Source for identity of: lncRNA:flam flam
Source for merge of: flam CR46037
"DIP1" does not correspond to the "flam" locus.
New annotation (CR46037) in release 6.02 of the genome annotation.
See sequence feature piRNA_cluster_flamenco.
The proportion of normally copulating males is reduced in flam mutants compared to wild type. This reduction is due to changes in male behaviour. The proportion of males that perform consecutive courtship stages is significantly lower than in wild type. The sequence and duration of some courtship stages (in particular, orientation and wing vibration) is altered in mutant flies.
Cell lines carrying the permissive flam1 allele accumulate many nuclear virus-like particles, cytoplasmic dense particles and cisternae filled with fibrous material. Two of three such cell lines have an increased copy number of the gypsy element.
The expression of gypsy encoded proteins is analysed to explore how gypsy is transmitted between generations. Assembly of gypsy particles is visualised in the follicle cells of flam females by electron microscopy, these observations provide the basis for a novel model to explain how gypsy is transmitted from generation to generation. gypsy virions appear to move through the perivitelline space during a brief developmental window and infect the oocyte, providing a mechanism to explain gypsy insertion in the next generation.
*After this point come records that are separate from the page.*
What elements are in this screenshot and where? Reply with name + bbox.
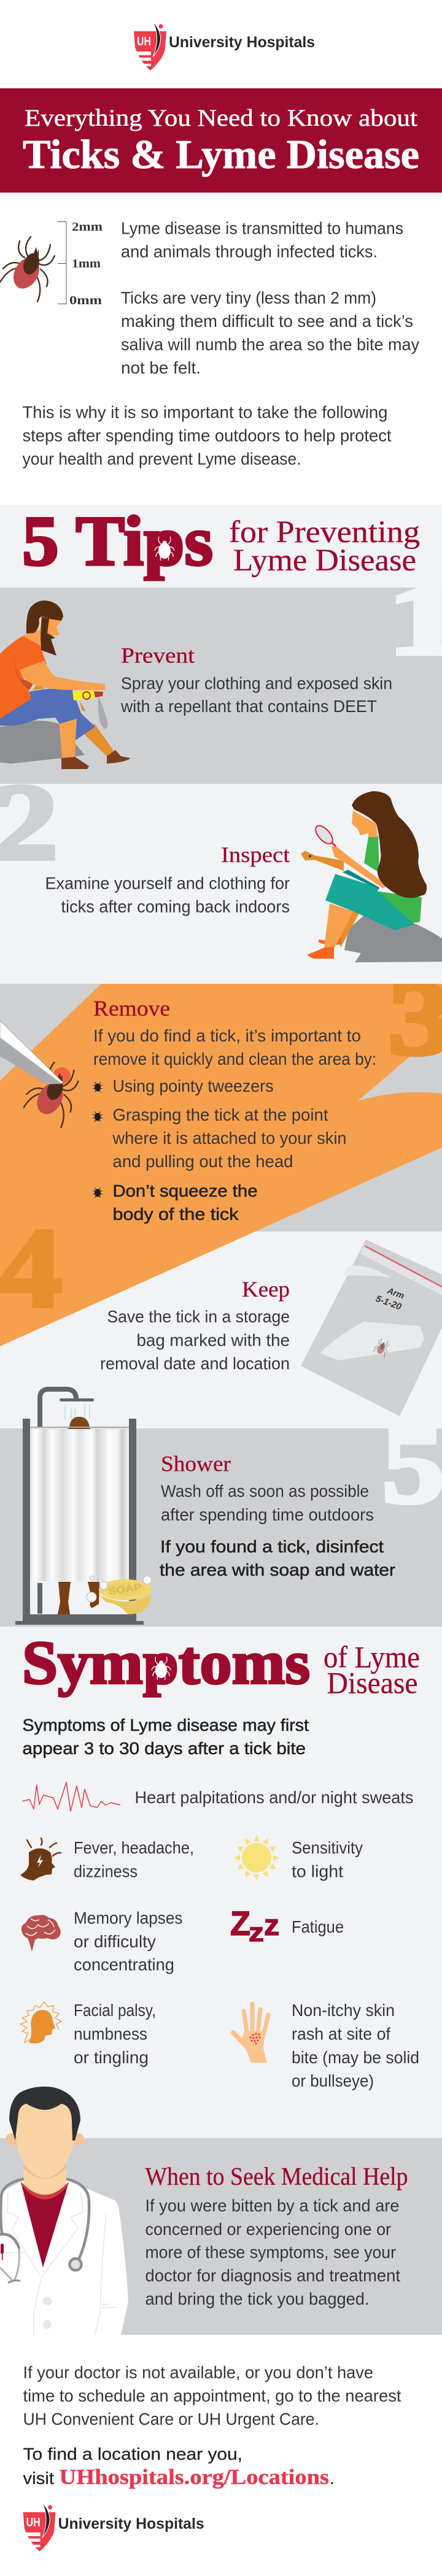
- text: inspect: [45, 843, 290, 916]
- intro text: not be felt.: [121, 358, 201, 377]
- text: shower: the area with soap and water: [160, 1560, 395, 1579]
- title banner: Everything You Need to Know about: [25, 105, 417, 131]
- text: urgent care note: time to schedule an appointment, go to the nearest: [23, 2386, 401, 2405]
- symptom: skin rash: [233, 2001, 419, 2090]
- symptom: fatigue: Fatigue: [292, 1917, 344, 1936]
- footer logo: University Hospitals: UH: [26, 2516, 41, 2529]
- illustration: tweezers removing a tick: [0, 1021, 79, 1127]
- heading: 5 Tips: 5 Tips: [22, 502, 213, 580]
- text: inspect: Examine yourself and clothing for: [45, 873, 290, 893]
- text: inspect: ticks after coming back indoors: [61, 897, 290, 916]
- text: urgent care note: [23, 2363, 401, 2429]
- symptom: skin rash: Non-itchy skin: [292, 2001, 395, 2020]
- symptom: facial palsy: or tingling: [74, 2048, 149, 2067]
- bullet list: Don’t squeeze the: [113, 1181, 258, 1200]
- symptom: light sensitivity: to light: [292, 1862, 343, 1880]
- symptom: heart palpitations: [23, 1782, 413, 1811]
- text: medical help: [145, 2162, 408, 2309]
- text: shower: Wash off as soon as possible: [161, 1482, 369, 1500]
- heading: 5 Tips: for Preventing: [229, 515, 420, 550]
- text: remove: [93, 996, 376, 1224]
- symptom: heart palpitations: Heart palpitations and/or night sweats: [135, 1788, 414, 1807]
- icon: tick with size scale: 1mm: [72, 257, 101, 270]
- heading: symptoms: of Lyme: [324, 1640, 420, 1674]
- text: shower: If you found a tick, disinfect: [160, 1537, 384, 1556]
- panel: tip 2 inspect: [0, 784, 442, 984]
- intro text: making them difficult to see and a tick’s: [121, 312, 413, 331]
- icon: tick with size scale: 0mm: [69, 294, 102, 307]
- intro text: steps after spending time outdoors to help protect: [22, 426, 392, 445]
- text: shower: Shower: [161, 1451, 231, 1476]
- text: medical help: doctor for diagnosis and treatment: [145, 2266, 400, 2285]
- panel: tips 3 and 4 background: [0, 984, 442, 1428]
- intro text: This is why it is so important to take the following: [22, 402, 388, 422]
- title banner: [0, 88, 442, 193]
- title banner: Ticks & Lyme Disease: [23, 132, 419, 177]
- intro text: Ticks are very tiny (less than 2 mm): [121, 288, 376, 307]
- text: medical help: concerned or experiencing one or: [145, 2220, 391, 2239]
- symptom: fever: dizziness: [74, 1862, 138, 1880]
- illustration: shower with soap: [15, 1389, 152, 1625]
- symptom: skin rash: bite (may be solid: [292, 2048, 419, 2067]
- illustration: storage bag with tick: [301, 1240, 442, 1416]
- panel: tip 5 shower: [0, 1389, 442, 1627]
- symptom: memory lapses: Memory lapses: [74, 1909, 183, 1927]
- symptom: fatigue: [230, 1904, 344, 1947]
- panel: when to seek medical help: [0, 2087, 442, 2335]
- icon: tick with size scale: [0, 220, 103, 307]
- illustration: storage bag with tick: 5-1-20: [374, 1294, 403, 1313]
- logo: University Hospitals: University Hospitals: [169, 34, 315, 51]
- bullet list: where it is attached to your skin: [112, 1129, 346, 1148]
- text: medical help: If you were bitten by a tick and are: [145, 2196, 399, 2215]
- text: symptoms intro: Symptoms of Lyme disease may first: [22, 1715, 309, 1735]
- footer logo: University Hospitals: University Hospitals: [58, 2515, 204, 2532]
- symptom: skin rash: or bullseye): [292, 2071, 374, 2090]
- symptom: light sensitivity: Sensitivity: [292, 1838, 363, 1857]
- text: prevent: Spray your clothing and exposed skin: [121, 673, 392, 693]
- symptom: facial palsy: [20, 2001, 156, 2067]
- intro text: [22, 218, 419, 469]
- text: find a location: visit: [23, 2469, 54, 2488]
- text: keep: bag marked with the: [136, 1331, 290, 1349]
- symptom: skin rash: rash at site of: [292, 2024, 390, 2044]
- symptom: memory lapses: concentrating: [74, 1955, 174, 1974]
- text: keep: Save the tick in a storage: [107, 1307, 290, 1326]
- text: find a location: .: [330, 2469, 335, 2488]
- text: medical help: more of these symptoms, see your: [145, 2242, 396, 2262]
- text: find a location: To find a location near you,: [23, 2445, 242, 2463]
- heading: 5 Tips: [0, 502, 442, 588]
- text: inspect: Inspect: [221, 843, 290, 867]
- illustration: woman with magnifier: [301, 791, 442, 962]
- heading: symptoms: Symptoms: [22, 1628, 310, 1696]
- logo: University Hospitals: [134, 21, 315, 71]
- text: prevent: with a repellant that contains DEET: [120, 697, 377, 716]
- text: keep: Keep: [242, 1277, 290, 1301]
- text: find a location: [23, 2445, 335, 2489]
- text: keep: removal date and location: [100, 1354, 290, 1373]
- text: shower: [160, 1451, 395, 1579]
- text: remove: Remove: [93, 996, 170, 1021]
- icon: tick with size scale: 2mm: [72, 220, 103, 234]
- text: find a location: UHhospitals.org/Locations: [59, 2465, 329, 2489]
- illustration: shower with soap: SOAP: [107, 1582, 142, 1597]
- text: medical help: and bring the tick you bagged.: [145, 2289, 370, 2309]
- symptom: fatigue: Z: [230, 1904, 250, 1942]
- logo: University Hospitals: UH: [137, 35, 151, 48]
- text: urgent care note: UH Convenient Care or UH Urgent Care.: [23, 2409, 319, 2429]
- symptom: light sensitivity: [234, 1835, 363, 1880]
- intro text: Lyme disease is transmitted to humans: [121, 218, 403, 238]
- symptom: fatigue: z: [249, 1918, 264, 1947]
- bullet list: and pulling out the head: [113, 1152, 293, 1171]
- heading: 5 Tips: Lyme Disease: [233, 543, 416, 578]
- symptom: facial palsy: numbness: [74, 2024, 147, 2044]
- bullet list: body of the tick: [113, 1205, 239, 1224]
- footer logo: University Hospitals: [23, 2502, 204, 2551]
- text: shower: after spending time outdoors: [161, 1505, 374, 1524]
- heading: symptoms: [22, 1628, 420, 1700]
- text: remove: remove it quickly and clean the area by:: [93, 1049, 376, 1068]
- illustration: doctor: [0, 2087, 128, 2335]
- intro text: and animals through infected ticks.: [121, 242, 378, 261]
- text: remove: If you do find a tick, it’s important to: [93, 1026, 361, 1045]
- intro text: saliva will numb the area so the bite may: [121, 335, 419, 354]
- panel: symptoms: [0, 1627, 442, 2138]
- text: prevent: Prevent: [121, 643, 195, 667]
- bullet list: Grasping the tick at the point: [113, 1105, 328, 1124]
- symptom: fatigue: z: [264, 1909, 279, 1942]
- text: symptoms intro: appear 3 to 30 days after a tick bite: [22, 1739, 306, 1758]
- illustration: storage bag with tick: Arm: [386, 1285, 406, 1300]
- heading: symptoms: Disease: [327, 1666, 417, 1700]
- intro text: your health and prevent Lyme disease.: [22, 449, 301, 469]
- symptom: fever: Fever, headache,: [74, 1838, 194, 1857]
- text: medical help: When to Seek Medical Help: [145, 2162, 408, 2190]
- bullet list: Using pointy tweezers: [113, 1076, 274, 1095]
- symptom: memory lapses: or difficulty: [74, 1932, 156, 1951]
- text: prevent: [120, 643, 392, 716]
- symptom: facial palsy: Facial palsy,: [74, 2001, 156, 2020]
- bullet list: [93, 1076, 346, 1224]
- text: symptoms intro: [22, 1715, 309, 1758]
- symptom: fever: [20, 1838, 194, 1880]
- symptom: memory lapses: [21, 1909, 182, 1974]
- panel: tip 1 prevent: [0, 588, 442, 784]
- illustration: man spraying repellent: [0, 600, 130, 769]
- text: urgent care note: If your doctor is not available, or you don’t have: [23, 2363, 373, 2382]
- text: keep: [100, 1277, 290, 1373]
gypsy can be transmitted from flam strains in which it transposes to strains devoid of functional elements by egg plasm transfer or growing "empty" larvae in the presence of homogenized pupae of the flam stock. Transposition of gypsy occurs only in the progeny of females homozygous for permissive alleles of flam, where gypsy transcripts are restricted to the somatic follicle cells in the ovaries. Infectious particles which then infect the oocyte are apparently produced in these cells.
Production of the gypsy\env message and corresponding protein is strongly repressed by one copy of the non-permissive allele of flam, flamN. A less dramatic reduction in the accumulation of other transcripts and retrotranscripts is also observed. These effects correlate with the inhibition of gypsy transposition in the progeny of these females and is likely to be responsible for this phenomenon. The effects of flam on gypsy\env expression are restricted to the somatic follicle cells that surround the maternal germline.